C2N Diagnostics today announced that the U.S. Food and Drug Administration (FDA) has granted a Breakthrough Device Designation for C2N’s proprietary brain amyloidosis blood test. This test will be used to screen for brain amyloid pathology in individuals being assessed for an Alzheimer’s Disease diagnosis. To qualify for the FDA’s Breakthrough Device Program, a medical device must provide more effective diagnosis or treatment of a life-threatening or irreversibly debilitating condition, among other criteria. This program is designed to expedite the development and review of such medical devices.
C2N also reported the launch of its pivotal PARIS Study (Plasma Test for Amyloid Risk Screening), a clinical trial that is evaluating and validating the clinical diagnostic performance of the C2N brain amyloidosis blood test. If approved by the FDA, the C2N test could become the first blood-based screening test to predict brain amyloid PET scan results in adults with memory complaints or dementia. The test will provide initial screening information to help doctors determine the need for further diagnostic testing.
Currently, tests that detect Alzheimer’s Disease pathology in the brains of living people have significant limitations. Amyloid PET imaging is costly, a difficult procedure to access, and exposes individuals who do not have Alzheimer’s Disease to unnecessary radiation. Cerebrospinal fluid biomarkers require a spinal tap, a needle insertion into the lower part of the back. Dr. Joel Braunstein, CEO of C2N Diagnostics, stated, “A vital medical need exists for a simple, radiation-free, non-invasive, less costly diagnostic test for the initial broad screening of individuals with subjective memory concerns. The best chance we have for treating Alzheimer’s Disease will come from earlier detection and, thus, earlier intervention. A simple, safe blood-based screening test would be the first step in a multistage Alzheimer’s Disease diagnostic process. It would improve the speed and efficiency of the overall diagnostic process, and also afford significant cost savings to healthcare systems.
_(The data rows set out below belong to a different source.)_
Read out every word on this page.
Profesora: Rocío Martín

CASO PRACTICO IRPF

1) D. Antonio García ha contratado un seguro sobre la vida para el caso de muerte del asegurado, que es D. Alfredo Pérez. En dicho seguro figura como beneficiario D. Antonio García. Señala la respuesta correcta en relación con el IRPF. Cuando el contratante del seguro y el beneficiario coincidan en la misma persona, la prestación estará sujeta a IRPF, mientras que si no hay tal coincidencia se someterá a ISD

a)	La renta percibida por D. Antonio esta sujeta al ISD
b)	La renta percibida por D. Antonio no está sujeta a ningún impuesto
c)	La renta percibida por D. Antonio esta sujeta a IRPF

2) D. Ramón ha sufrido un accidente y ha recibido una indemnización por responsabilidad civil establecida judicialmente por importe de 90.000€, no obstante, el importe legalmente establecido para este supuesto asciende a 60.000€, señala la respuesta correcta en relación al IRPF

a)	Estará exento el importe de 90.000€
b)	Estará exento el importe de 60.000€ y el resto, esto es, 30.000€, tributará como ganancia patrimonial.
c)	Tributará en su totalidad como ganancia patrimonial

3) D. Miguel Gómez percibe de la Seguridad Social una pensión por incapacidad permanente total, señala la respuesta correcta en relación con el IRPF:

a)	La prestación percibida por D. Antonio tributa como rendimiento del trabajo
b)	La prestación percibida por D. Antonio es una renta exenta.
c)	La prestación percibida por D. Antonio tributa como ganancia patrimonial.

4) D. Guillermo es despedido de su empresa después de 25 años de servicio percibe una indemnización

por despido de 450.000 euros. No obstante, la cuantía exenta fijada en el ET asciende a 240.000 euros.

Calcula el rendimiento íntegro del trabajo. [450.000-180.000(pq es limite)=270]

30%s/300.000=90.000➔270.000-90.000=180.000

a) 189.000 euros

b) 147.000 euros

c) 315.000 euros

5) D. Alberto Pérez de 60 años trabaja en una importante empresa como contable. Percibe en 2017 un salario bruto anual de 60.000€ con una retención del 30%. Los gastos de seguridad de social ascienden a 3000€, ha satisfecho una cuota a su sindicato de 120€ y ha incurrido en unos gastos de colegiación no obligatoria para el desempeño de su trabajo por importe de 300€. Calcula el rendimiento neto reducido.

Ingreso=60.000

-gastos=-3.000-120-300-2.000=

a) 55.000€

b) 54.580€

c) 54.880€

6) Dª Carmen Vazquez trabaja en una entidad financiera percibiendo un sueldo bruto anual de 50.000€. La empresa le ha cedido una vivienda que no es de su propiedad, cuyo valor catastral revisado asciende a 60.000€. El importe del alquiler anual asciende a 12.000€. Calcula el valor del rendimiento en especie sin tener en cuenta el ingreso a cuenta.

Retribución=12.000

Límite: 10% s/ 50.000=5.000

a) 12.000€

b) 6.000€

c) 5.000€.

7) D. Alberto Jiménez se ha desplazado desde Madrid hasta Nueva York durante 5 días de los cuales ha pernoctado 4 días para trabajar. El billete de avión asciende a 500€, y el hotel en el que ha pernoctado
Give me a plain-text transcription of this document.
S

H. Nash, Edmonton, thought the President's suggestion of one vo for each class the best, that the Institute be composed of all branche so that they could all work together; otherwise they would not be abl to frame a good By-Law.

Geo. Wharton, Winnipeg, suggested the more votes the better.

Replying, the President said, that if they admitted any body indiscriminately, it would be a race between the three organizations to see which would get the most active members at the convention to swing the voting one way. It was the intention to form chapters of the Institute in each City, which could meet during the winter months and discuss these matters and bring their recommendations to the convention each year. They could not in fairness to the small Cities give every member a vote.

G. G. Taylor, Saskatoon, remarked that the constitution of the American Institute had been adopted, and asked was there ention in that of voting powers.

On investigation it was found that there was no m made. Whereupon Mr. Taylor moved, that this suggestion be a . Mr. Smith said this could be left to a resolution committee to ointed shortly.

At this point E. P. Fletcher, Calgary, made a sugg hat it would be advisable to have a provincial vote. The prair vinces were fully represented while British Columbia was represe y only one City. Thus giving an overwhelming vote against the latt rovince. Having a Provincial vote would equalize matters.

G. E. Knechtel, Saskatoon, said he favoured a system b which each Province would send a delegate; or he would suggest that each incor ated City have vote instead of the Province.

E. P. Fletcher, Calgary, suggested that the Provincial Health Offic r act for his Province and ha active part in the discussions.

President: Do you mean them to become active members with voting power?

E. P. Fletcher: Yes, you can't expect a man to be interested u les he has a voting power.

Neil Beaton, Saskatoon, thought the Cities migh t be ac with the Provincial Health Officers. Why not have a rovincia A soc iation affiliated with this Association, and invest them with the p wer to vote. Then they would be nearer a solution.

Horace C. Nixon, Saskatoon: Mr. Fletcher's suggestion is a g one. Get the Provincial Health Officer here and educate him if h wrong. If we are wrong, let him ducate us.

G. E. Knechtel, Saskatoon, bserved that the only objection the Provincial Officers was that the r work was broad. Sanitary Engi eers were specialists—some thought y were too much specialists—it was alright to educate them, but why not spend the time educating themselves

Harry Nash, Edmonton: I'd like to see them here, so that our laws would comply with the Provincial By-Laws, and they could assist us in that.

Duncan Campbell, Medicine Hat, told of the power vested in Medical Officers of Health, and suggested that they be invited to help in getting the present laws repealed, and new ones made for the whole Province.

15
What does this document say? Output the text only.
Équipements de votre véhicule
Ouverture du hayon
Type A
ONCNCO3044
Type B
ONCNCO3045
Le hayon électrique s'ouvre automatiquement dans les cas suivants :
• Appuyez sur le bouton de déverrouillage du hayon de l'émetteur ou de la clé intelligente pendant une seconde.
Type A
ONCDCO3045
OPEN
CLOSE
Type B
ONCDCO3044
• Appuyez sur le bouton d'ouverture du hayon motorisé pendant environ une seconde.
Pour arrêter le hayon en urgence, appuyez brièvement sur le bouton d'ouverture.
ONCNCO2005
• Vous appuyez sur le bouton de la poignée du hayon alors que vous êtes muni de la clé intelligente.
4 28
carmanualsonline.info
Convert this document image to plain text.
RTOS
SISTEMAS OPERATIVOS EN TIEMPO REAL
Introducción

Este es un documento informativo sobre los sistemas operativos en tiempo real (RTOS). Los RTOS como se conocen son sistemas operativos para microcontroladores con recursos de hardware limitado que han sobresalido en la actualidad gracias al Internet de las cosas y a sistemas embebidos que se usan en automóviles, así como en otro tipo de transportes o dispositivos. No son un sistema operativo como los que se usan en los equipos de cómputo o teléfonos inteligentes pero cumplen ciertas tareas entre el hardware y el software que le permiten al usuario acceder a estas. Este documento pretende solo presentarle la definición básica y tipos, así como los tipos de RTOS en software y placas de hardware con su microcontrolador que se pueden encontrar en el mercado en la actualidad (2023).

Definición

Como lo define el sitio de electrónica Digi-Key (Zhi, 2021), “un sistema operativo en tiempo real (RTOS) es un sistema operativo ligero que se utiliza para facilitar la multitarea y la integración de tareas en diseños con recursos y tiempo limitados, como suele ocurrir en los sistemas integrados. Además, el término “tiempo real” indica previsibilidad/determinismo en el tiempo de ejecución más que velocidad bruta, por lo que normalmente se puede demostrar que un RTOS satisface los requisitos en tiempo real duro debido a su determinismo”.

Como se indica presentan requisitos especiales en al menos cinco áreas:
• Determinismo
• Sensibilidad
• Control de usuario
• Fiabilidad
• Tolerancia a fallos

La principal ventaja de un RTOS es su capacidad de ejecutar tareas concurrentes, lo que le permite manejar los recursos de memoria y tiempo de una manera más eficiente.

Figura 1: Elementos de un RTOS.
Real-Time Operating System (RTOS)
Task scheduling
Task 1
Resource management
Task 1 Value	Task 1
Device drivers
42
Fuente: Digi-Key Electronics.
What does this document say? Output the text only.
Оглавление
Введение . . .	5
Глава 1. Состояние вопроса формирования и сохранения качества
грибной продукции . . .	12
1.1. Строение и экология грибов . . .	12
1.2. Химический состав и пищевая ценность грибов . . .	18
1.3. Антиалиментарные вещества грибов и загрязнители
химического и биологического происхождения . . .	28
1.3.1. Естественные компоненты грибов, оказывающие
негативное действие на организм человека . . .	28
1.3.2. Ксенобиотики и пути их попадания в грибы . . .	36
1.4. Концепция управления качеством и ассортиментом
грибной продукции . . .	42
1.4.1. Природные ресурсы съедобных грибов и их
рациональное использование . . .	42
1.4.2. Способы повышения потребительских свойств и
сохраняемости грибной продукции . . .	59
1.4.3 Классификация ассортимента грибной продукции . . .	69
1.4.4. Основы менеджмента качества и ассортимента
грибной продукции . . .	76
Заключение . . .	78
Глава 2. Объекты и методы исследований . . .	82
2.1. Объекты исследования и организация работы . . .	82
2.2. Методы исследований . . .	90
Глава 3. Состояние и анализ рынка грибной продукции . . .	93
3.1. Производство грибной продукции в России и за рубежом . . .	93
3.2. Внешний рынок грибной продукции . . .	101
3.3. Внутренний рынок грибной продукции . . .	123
At C2N, we are making strong progress toward these goals and are committed to introducing a test that is widely accessible.”
The C2N test could also accelerate the development of new drugs for Alzheimer’s Disease. “Recruitment of individuals into Alzheimer’s Disease clinical trials is a time-consuming and expensive process, because as many as 80% of candidates fail to meet inclusion criteria,” said Dr. Ilana Fogelman, VP of Clinical and Regulatory Affairs. “A screening test that pre-selects trial candidates more likely to have brain amyloidosis could decrease the screen failure rate and the overall time and cost of developing effective drugs for Alzheimer’s Disease.”
About the C2N Test
The C2N test is a blood-based in vitro diagnostic being developed to predict amyloid PET scan results. It combines into a ratio the concentration of amyloid beta (Aβ) isoforms Aβ42 and Aβ40 in human plasma, as measured by mass spectrometry. Studies have demonstrated that a lower plasma Aβ42/Aβ40 ratio correlates with brain amyloidosis determined by amyloid PET scans. Amyloid PET scans accurately detect amyloid plaques – one of the hallmarks of Alzheimer’s Disease – and are used in the work up and management of people with cognitive impairment who are being evaluated for Alzheimer’s Disease and other causes of cognitive decline.
C2N Diagnostics is the recipient of funding from the BrightFocus Foundation (Grant # CA2016636) and NIH’s SBIR program for support of the PARIS Study (Grant # R44 AG059489, entitled: “Plasma Aβ Isoform Concentrations in Cognitively Impaired Patients at Risk for Amyloidosis”).